Oleh: Enthin Herviana *)
Dalam bukunya yang berjudul The Aquarian Conspiracy (1989), Marylin Ferguson mengatakan bahwa Psikologi Transpersonal lahir dan tumbuh di tengah-tengah gejolak politik, budaya, dan agama di Amerika pada tahun 1960-an dan 1970-an. Gerakan yang menuntut persamaan hak, dimulai dari demonstrasi mahasiswa terhadap perang Vietnam sampai gerakan ekologi, pembebasan perempuan, hak-hak kaum homoseksual dan lesbian, melanda seluruh Amerika dan akhirnya merambah ke Eropa. Di bawah gelombang protes tersebut, mengalir arus spiritual yang kuat.
Gereja-gereja dari kelompok minoritas kulit hitam memberikan inspirasi bagi gerakan persamaan hak. Gereja-geraja mayoritas pun ikut bergabung berdemonstrasi menentang perang Vietnam. Tokoh-tokoh progresif seperti Jerry Rubin, Michael Rossman, Lou Krupnik, Rennie Davis, dan Noel McInnis melengkapi perjuangan mereka dengan tema-tema spiritual yang akhirnya spiritualitas itu dijadikan sebagai tujuan hidup mereka.
Psikologi transpersonal lahir dari prakarsa tokoh-tokoh psikologi yang prihatin terhadap kondisi masyarakat Barat modern waktu itu yang hidup dalam gelimang materi tetapi miskin secara spiritual. Kita dapat menyebut Anthony Sutich, pendiri The Journal of Humanistic Psychology, sebagai pendiri mazhab psikologi transpersonal. Ia mengumpulkan tokoh-tokoh yang punya paham yang sama di rumahnya di California. Mereka membahas secara informal topik-topik yang tidak diperhatikan oleh psikologi humanistik dan gerakan potensi manusia waktu itu. Pertemuan itu dihadiri antara lain, Abraham Maslow, tokoh psikologi humanistik yang mempopulerkan peak experience (pengalaman puncak). Diskusi berlangsung sangat menarik, bukan karena topik yang dibicarakan sangat beragam, melainkan karena Sutich yang memimpin diskusi dalam kondisi berbaring akibat serangan penyakit kronis, yang memimpin diskusi dengan menggunakan cermin di atas kepalanya. Stanislav Grof, Maslow, dan Victor Frankl kemudian mengusulkan istilah 'transpersonal' bagi gerakan psikologi yang mereka rintis.
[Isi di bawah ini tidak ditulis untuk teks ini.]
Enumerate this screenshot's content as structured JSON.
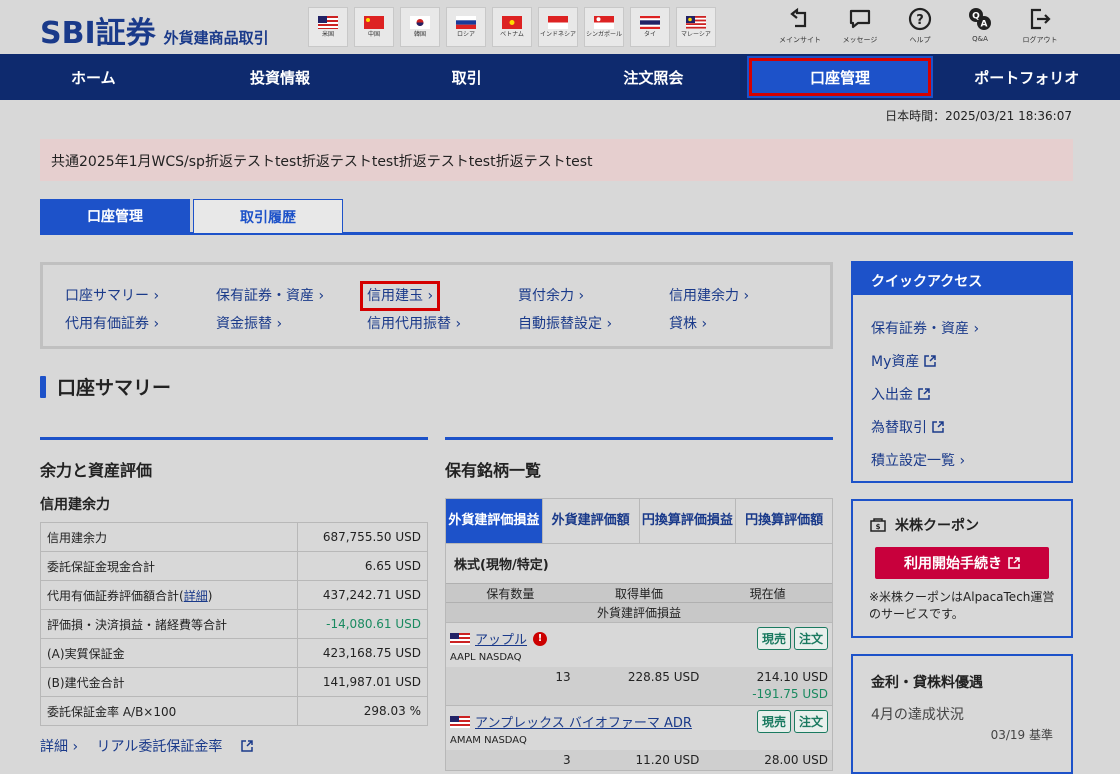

Bersama tokoh-tokoh psikologi humanistik lainnya, Sutich mendirikan The Journal of Transpersonal Psychology (JTP) pada tahun 1969. Dalam misi penerbitannya, JTP memiliki tiga motif sentral; pertama, fokus pada isu-isu yang secara konvensional dianggap menjadi urusan agama, misalnya transendensi, makna terdalam, atau nilai; kedua, menggunakan studi ilmiah dan empiris atas fenomena pengalaman spiritual; ketiga, menangguhkan kepercayaan pada isi pengalaman, yakni interpretasi opsional tentang apakah fenomena bersifat supranatural atau tidak. Singkatnya, psikologi transpersonal adalah pendekatan reflektif ilmiah untuk hal-hal yang secara tradisional dianggap religius atau spiritual.
Atas kritik dan penyempurnaan terhadap mazhab-mazhab psikologi sebelumnya, psikologi transpersonal pada dasarnya merupakan kelanjutan dari psikologi humanistik. Psikologi transpersonal dapat dikatakan sebagai mazhab keempat dalam psikologi setelah behaviorisme, psikoanalisa, dan psikologi humanistik. Psikologi transpersonal berusaha menggabungkan tradisi psikologis dengan tradisi-tradisi agama-agama besar dunia. Dia ingin menguak pesan terdalam dari semangat agama yang sering dilupakan-bahkan oleh pemeluknya sendiri, yaitu sophia perennis.
Mengenai aliran keempat ini, sebuah rumusan yang disusun oleh S.I Shapiro dan Denise H. Lajoie setelah mereka menelaah lebih dari empat puluh ragam definisi tentang psikologi transpersonal selama kurun waktu dua puluh tiga tahun, kiranya cukup memberikan gambaran mengenai psikologi transpersonal: "Transpersonal Psychology is concerned with the study of humanitiys highest potential, and with the recognition, understansing, and realization of unitive, spiritual, and transcendent states of consciousness (S.I Shapiro dan Denise H. Lajoie, Definition of Transpersonal Psychology: The first twenty years. The Journal of Transpersonal Psychology; Vol.24,No.1, 1992).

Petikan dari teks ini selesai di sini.